Most of the time, my posts are over broad topics that relate to the basics of sound engineering, but today, I’ll be discussing a specific chain of effects that I like to use. Today’s topic is all about gated reverb. If you are confused about reverb, it may be helpful to read my last post here.
What Is Gated Reverb?
Gated reverb is an effect typically used on drums to give them a huge sound. This effect is accomplished by applying huge reverb to a drum track, and then adding a noise gate to sharply cut the end of the signal. This leaves drums (particularly the snare) sounding huge but not taking up too much space. It’s powerful, and it’s brief. An example of this effect would be in the Phil Collins song, “In The Air Tonight”, as the famous drum fill uses gated reverb. I’ll provide another song good example of gated reverb below.
This is a tune of my own called Robokraken that uses the same effect. Notice the quick cutoff on the snare drum.
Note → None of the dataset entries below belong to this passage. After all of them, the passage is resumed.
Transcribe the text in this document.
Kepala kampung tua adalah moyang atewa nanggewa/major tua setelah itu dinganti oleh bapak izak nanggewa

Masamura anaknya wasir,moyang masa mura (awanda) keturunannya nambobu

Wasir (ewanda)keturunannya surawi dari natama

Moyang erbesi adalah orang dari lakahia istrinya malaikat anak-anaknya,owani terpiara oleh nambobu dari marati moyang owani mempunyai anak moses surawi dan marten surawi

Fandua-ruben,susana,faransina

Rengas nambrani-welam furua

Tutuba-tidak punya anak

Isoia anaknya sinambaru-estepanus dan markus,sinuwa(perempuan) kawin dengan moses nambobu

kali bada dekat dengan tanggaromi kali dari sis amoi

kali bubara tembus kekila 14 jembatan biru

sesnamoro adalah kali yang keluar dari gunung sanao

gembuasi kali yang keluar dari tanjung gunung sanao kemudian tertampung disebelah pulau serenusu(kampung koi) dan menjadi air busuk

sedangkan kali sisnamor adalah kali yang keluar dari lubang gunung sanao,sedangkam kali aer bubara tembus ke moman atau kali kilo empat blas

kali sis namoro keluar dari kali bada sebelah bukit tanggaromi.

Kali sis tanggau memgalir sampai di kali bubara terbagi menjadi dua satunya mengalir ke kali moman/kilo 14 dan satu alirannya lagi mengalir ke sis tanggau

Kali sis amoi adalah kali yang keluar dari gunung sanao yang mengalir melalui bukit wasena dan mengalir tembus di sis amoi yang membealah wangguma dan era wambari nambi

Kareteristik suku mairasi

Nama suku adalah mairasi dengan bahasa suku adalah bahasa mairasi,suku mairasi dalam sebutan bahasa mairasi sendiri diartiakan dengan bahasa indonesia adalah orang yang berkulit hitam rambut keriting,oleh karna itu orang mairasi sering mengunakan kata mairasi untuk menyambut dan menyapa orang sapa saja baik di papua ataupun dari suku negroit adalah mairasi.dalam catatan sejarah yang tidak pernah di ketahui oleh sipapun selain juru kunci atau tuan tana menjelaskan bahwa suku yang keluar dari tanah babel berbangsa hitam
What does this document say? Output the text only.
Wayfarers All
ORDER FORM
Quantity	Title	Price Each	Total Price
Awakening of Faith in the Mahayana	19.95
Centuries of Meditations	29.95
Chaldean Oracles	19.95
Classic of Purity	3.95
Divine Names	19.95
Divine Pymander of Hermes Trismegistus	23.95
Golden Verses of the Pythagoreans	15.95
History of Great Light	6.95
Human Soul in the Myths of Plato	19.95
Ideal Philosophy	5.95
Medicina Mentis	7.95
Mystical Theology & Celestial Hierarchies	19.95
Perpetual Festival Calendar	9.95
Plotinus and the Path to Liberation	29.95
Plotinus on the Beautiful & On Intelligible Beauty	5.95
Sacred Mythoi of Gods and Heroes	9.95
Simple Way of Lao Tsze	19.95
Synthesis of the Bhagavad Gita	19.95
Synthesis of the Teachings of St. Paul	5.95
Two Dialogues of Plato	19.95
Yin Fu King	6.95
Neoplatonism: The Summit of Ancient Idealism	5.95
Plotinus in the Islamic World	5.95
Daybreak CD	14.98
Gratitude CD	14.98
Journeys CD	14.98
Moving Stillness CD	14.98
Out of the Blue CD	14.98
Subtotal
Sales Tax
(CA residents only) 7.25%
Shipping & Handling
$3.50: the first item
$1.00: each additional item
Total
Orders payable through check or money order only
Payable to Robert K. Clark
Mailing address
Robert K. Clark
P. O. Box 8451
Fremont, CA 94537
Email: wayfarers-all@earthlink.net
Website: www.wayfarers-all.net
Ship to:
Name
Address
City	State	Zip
How To Create Gated Reverb.
This effect isn’t incredibly hard to create. It is really just a combination of two effects that are standard on any DAW. For the best effect, you may want to use this on a snare track. In order to set up gated reverb on a track, simply add reverb. In most situations, you will want to put a pretty large amount of reverb on the track. The next step is to add a noise gate. A noise gate will mute certain frequencies that go below a threshold you set. Make sure you keep the sound of the snare itself when using the noise gate, you only want to cut the reverb off once the hit is finished. The final step is to dial the threshold up until you get a large reverb sound with a quick, almost instant cutoff.
This is a more specific effect than usual, but it can really help make your drums sound big if you use if you use it right. This effect can also help you achieve an 80’s sound on your song. Any way you use it, it can really make the difference in the sound of your track!